Meles was chosen by Blair to serve on the defunct Commission for Africa in his personal capacity. A few weeks before the Commission was closed down permanently on August 1st, it presented a comprehensive report on Africa entitled ‘Our Common Interest’ at the Gleneagles G8 summit. The major prescriptions of Blair’s Commission as preconditions for breaking the vicious circles of grinding poverty and backwardness were peace, democracy, good governance and respect for human rights.
Underlining the importance of government accountability to the people, the report declared: “Democracy of some kind is an absolute fundamental. But this is about much more than elections every five years to allow for a change of leaders.

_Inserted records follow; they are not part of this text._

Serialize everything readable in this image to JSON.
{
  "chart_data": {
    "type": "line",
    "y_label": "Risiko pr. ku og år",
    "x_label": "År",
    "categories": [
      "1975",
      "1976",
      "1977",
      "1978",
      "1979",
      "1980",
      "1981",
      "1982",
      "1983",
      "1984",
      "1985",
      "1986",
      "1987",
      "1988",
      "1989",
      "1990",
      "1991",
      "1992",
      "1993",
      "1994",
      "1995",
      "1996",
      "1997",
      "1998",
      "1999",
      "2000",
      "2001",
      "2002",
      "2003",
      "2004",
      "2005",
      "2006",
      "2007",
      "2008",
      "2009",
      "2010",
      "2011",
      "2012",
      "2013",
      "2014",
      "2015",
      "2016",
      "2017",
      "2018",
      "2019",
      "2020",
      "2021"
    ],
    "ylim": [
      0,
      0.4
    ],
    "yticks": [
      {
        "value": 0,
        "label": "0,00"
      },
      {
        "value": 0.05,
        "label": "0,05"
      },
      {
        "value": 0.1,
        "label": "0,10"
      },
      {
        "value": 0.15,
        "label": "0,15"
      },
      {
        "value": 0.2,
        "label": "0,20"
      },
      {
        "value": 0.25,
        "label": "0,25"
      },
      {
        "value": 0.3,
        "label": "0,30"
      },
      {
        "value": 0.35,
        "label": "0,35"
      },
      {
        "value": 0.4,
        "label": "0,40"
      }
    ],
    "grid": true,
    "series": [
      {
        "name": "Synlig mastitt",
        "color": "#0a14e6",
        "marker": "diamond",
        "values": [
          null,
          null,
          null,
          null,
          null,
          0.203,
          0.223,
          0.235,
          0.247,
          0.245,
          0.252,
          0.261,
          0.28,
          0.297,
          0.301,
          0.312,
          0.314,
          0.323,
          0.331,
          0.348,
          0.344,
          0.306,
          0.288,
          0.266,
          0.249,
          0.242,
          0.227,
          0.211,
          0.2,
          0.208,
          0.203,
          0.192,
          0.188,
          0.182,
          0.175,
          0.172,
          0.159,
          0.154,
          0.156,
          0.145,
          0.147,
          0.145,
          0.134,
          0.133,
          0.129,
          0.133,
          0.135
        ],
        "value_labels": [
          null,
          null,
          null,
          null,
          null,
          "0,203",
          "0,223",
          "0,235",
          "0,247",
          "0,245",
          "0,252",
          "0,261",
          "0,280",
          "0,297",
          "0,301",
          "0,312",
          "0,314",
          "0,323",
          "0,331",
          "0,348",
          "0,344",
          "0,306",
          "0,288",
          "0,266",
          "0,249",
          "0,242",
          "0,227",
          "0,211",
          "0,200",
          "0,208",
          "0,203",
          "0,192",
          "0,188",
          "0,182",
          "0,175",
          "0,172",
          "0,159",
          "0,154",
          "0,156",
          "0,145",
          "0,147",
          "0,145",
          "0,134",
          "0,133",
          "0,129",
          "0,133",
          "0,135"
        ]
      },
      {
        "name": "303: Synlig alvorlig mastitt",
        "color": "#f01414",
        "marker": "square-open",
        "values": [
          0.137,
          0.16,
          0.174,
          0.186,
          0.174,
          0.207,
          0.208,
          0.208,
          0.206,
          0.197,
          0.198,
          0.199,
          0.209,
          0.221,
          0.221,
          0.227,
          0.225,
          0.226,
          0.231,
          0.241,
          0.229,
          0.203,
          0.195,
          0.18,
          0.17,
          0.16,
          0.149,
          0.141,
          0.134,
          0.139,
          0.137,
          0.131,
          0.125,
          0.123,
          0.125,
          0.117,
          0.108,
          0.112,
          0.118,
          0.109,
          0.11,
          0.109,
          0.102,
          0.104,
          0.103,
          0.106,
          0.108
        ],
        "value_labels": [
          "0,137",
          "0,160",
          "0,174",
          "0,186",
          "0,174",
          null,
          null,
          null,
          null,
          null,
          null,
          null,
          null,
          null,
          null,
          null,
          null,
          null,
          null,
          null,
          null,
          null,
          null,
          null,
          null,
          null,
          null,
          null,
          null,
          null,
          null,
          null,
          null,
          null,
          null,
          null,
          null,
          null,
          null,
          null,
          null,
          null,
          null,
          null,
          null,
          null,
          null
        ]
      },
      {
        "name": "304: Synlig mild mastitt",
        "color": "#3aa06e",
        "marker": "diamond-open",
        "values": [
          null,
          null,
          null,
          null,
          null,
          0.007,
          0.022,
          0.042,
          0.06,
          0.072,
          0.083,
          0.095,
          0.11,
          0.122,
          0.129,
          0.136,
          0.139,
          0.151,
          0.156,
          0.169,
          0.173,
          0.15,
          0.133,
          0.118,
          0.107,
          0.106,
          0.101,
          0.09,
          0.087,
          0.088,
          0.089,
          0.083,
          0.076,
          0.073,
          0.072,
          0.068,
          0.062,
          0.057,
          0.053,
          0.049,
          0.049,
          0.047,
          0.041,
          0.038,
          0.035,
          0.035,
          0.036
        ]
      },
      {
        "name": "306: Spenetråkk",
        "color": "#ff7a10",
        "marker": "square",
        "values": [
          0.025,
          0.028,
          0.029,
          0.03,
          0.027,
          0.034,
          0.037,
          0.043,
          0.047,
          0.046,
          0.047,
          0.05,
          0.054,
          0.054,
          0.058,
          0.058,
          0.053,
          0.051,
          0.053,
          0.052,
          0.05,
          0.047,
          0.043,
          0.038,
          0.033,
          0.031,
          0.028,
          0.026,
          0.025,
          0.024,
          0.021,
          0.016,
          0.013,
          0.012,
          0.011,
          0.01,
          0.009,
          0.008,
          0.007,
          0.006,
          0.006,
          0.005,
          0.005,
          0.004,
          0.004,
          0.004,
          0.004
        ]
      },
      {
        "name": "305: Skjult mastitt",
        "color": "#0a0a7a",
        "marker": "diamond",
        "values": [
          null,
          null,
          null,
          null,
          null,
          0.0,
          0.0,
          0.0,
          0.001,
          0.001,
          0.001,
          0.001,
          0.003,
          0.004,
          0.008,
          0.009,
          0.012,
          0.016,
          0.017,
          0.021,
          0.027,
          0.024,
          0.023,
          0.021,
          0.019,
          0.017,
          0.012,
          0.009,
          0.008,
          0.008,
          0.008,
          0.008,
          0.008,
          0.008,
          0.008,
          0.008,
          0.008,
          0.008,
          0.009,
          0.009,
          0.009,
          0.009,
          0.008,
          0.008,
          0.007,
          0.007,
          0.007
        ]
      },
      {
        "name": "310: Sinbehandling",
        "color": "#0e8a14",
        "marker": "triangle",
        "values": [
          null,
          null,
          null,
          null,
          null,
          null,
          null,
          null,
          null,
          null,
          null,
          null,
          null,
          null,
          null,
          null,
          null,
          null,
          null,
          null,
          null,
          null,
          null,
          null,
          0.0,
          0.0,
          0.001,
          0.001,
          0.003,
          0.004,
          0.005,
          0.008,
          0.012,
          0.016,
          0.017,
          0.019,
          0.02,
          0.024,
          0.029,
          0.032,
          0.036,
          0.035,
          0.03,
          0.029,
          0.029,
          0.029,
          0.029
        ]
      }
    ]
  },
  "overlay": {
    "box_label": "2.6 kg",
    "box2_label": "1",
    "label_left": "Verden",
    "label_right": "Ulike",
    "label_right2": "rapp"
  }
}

“Many Africans call into question the legitimacy of the constitutions of their states, in which the balance between the executive, parliament and the judiciary shifted to the executive at independence and paved the way for the one party state in the years that followed. Other leaders ignore constitutions and stay in power longer than is constitutionally permitted. Africans need to address these issues, and developed nations should offer technical and financial support,” the Commission’s report stated.
To the dismay of Tony Blair, one of the authors of the recommendations, Meles Zenawi, seriously undermined the credibility of the Commission’s report before its ink dried by unleashing a reign of terror in Ethiopia against unarmed civilians that challenged extrajudicial killings and beatings of fellow citizens.
Representatives of the protesters delivered a letter to 10 Downing Street reiterating their demand to Blair to press for the immediate cessation of extrajudicial killings, gross human rights violations, the release of political prisoners and to halt his support to the Meles regime.
The Metropolitan Police controlled the huge crowd with discipline and professionalism. A considerable number of the marchers came from other European countries including Sweden, Norway, Italy, France, Belgium and Germany.